Article ID | Journal | Published Year | Pages | File Type |
---|---|---|---|---|
751826 | Systems & Control Letters | 2016 | 7 Pages |
We consider a class of Voronoi-like partitioning problems, in which a multi-agent network seeks to subdivide a subset of an affine space into a finite number of cells in the presence of sensing constraints. The cell of this subdivision that is assigned to a particular agent consists exclusively of points that can be sensed by this agent and are closer to it than to any other agent that can also sense them. The proximity between an agent and an arbitrary point is measured in terms of a non-homogeneous quadratic (generalized) distance function, which does not, in general, enjoy the triangle inequality and the symmetry property. One of the consequences of this fact is that the structure of the sublevel sets of the utilized proximity metric does not conform with that of the sensing region of an agent.
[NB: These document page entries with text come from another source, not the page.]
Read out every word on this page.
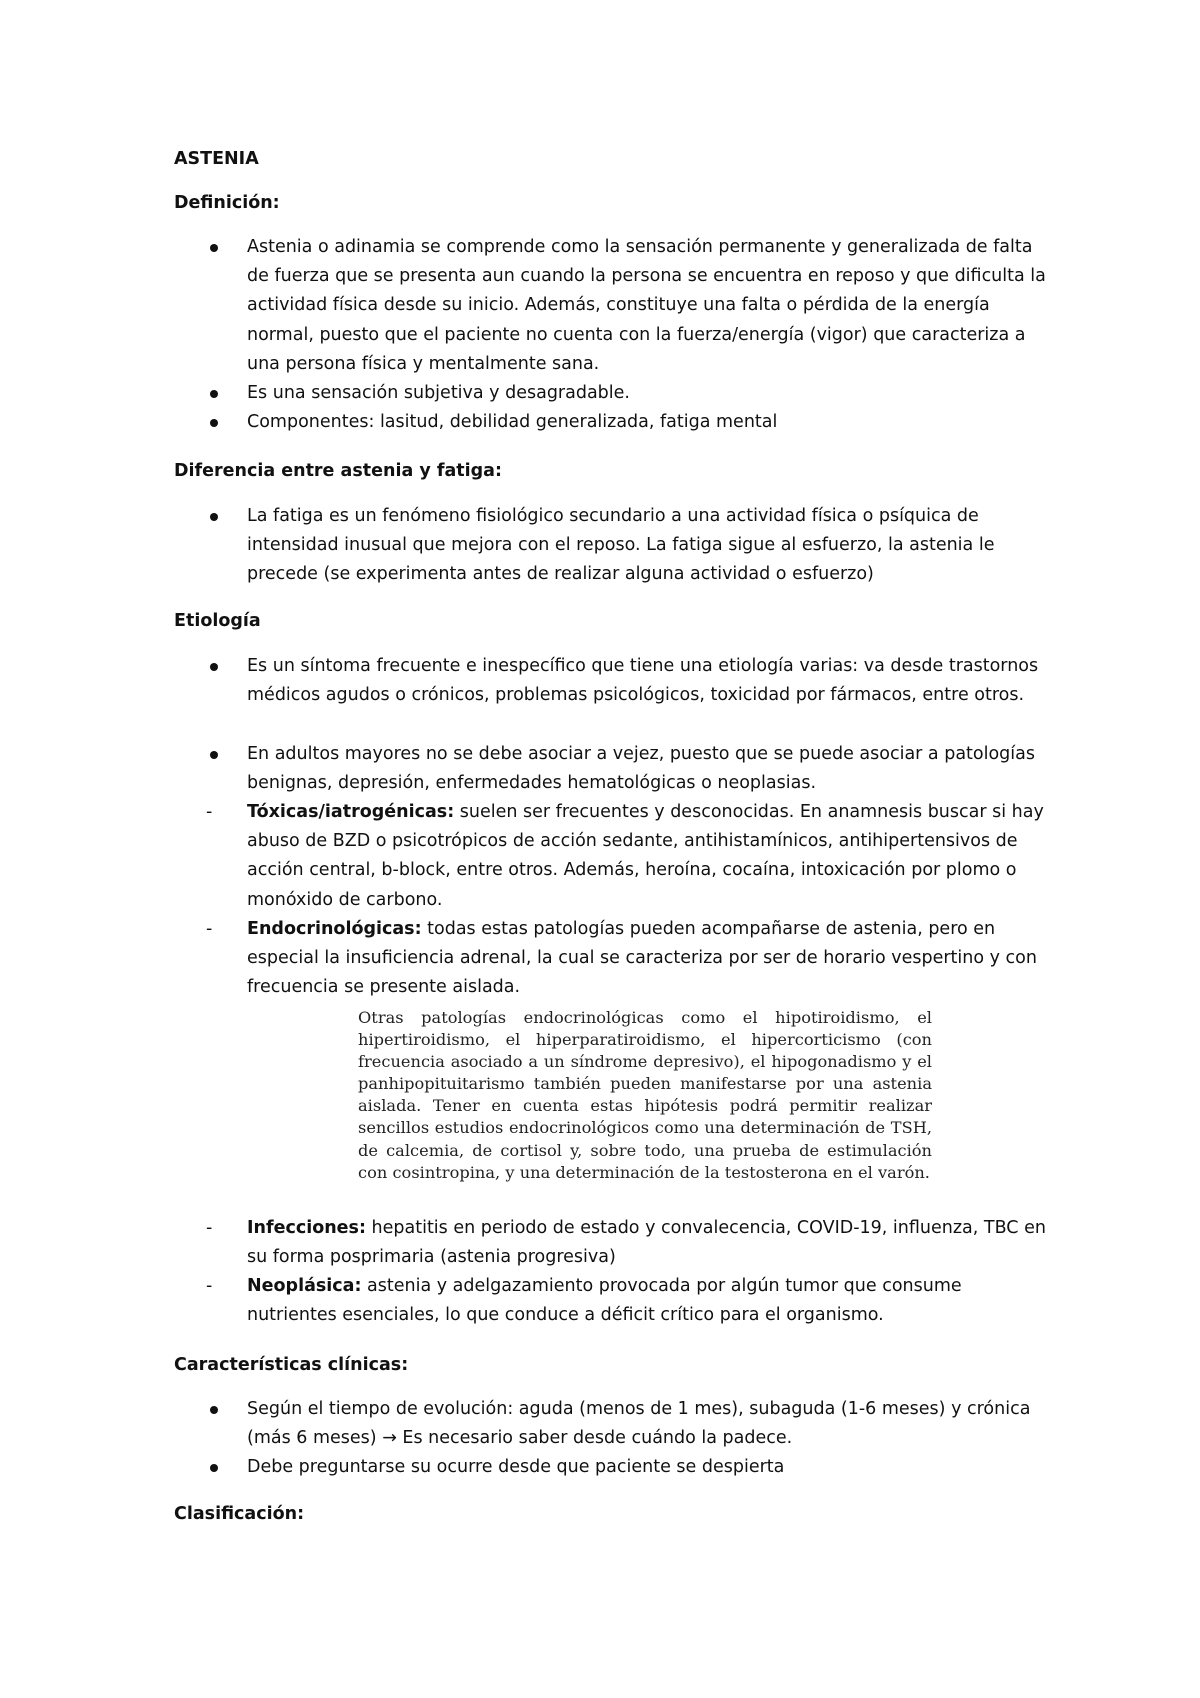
ASTENIA
Definición:
Astenia o adinamia se comprende como la sensación permanente y generalizada de falta de fuerza que se presenta aun cuando la persona se encuentra en reposo y que dificulta la actividad física desde su inicio. Además, constituye una falta o pérdida de la energía normal, puesto que el paciente no cuenta con la fuerza/energía (vigor) que caracteriza a una persona física y mentalmente sana.
Es una sensación subjetiva y desagradable.
Componentes: lasitud, debilidad generalizada, fatiga mental
Diferencia entre astenia y fatiga:
La fatiga es un fenómeno fisiológico secundario a una actividad física o psíquica de intensidad inusual que mejora con el reposo. La fatiga sigue al esfuerzo, la astenia le precede (se experimenta antes de realizar alguna actividad o esfuerzo)
Etiología
Es un síntoma frecuente e inespecífico que tiene una etiología varias: va desde trastornos médicos agudos o crónicos, problemas psicológicos, toxicidad por fármacos, entre otros.
En adultos mayores no se debe asociar a vejez, puesto que se puede asociar a patologías benignas, depresión, enfermedades hematológicas o neoplasias.
-	Tóxicas/iatrogénicas: suelen ser frecuentes y desconocidas. En anamnesis buscar si hay abuso de BZD o psicotrópicos de acción sedante, antihistamínicos, antihipertensivos de acción central, b-block, entre otros. Además, heroína, cocaína, intoxicación por plomo o monóxido de carbono.
-	Endocrinológicas: todas estas patologías pueden acompañarse de astenia, pero en especial la insuficiencia adrenal, la cual se caracteriza por ser de horario vespertino y con frecuencia se presente aislada.
Otras patologías endocrinológicas como el hipotiroidismo, el hipertiroidismo, el hiperparatiroidismo, el hipercorticismo (con frecuencia asociado a un síndrome depresivo), el hipogonadismo y el panhipopituitarismo también pueden manifestarse por una astenia aislada. Tener en cuenta estas hipótesis podrá permitir realizar sencillos estudios endocrinológicos como una determinación de TSH, de calcemia, de cortisol y, sobre todo, una prueba de estimulación con cosintropina, y una determinación de la testosterona en el varón.
-	Infecciones: hepatitis en periodo de estado y convalecencia, COVID-19, influenza, TBC en su forma posprimaria (astenia progresiva)
-	Neoplásica: astenia y adelgazamiento provocada por algún tumor que consume nutrientes esenciales, lo que conduce a déficit crítico para el organismo.
Características clínicas:
Según el tiempo de evolución: aguda (menos de 1 mes), subaguda (1-6 meses) y crónica (más 6 meses) → Es necesario saber desde cuándo la padece.
Debe preguntarse su ocurre desde que paciente se despierta
Clasificación:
Due to this mismatch, it is possible that a point may be assigned to an agent which is different from its “nearest” agent simply because the nearest agent cannot sense this point, unless special care is taken. We propose a distributed partitioning algorithm that enables each agent to compute its own cell independently from the other agents when the only information available to it is the positions and the velocities of the agents that lie inside its sensing region. The algorithm is based on an iterative process that adjusts the size of the sensing region of each agent until the associated cell of the latter corresponds to the intersection of its sensing region with the cell that would have been assigned to it in the absence of sensing constraints. The correctness of the proposed distributed algorithm, which successfully handles the aforementioned issues, is studied in detail.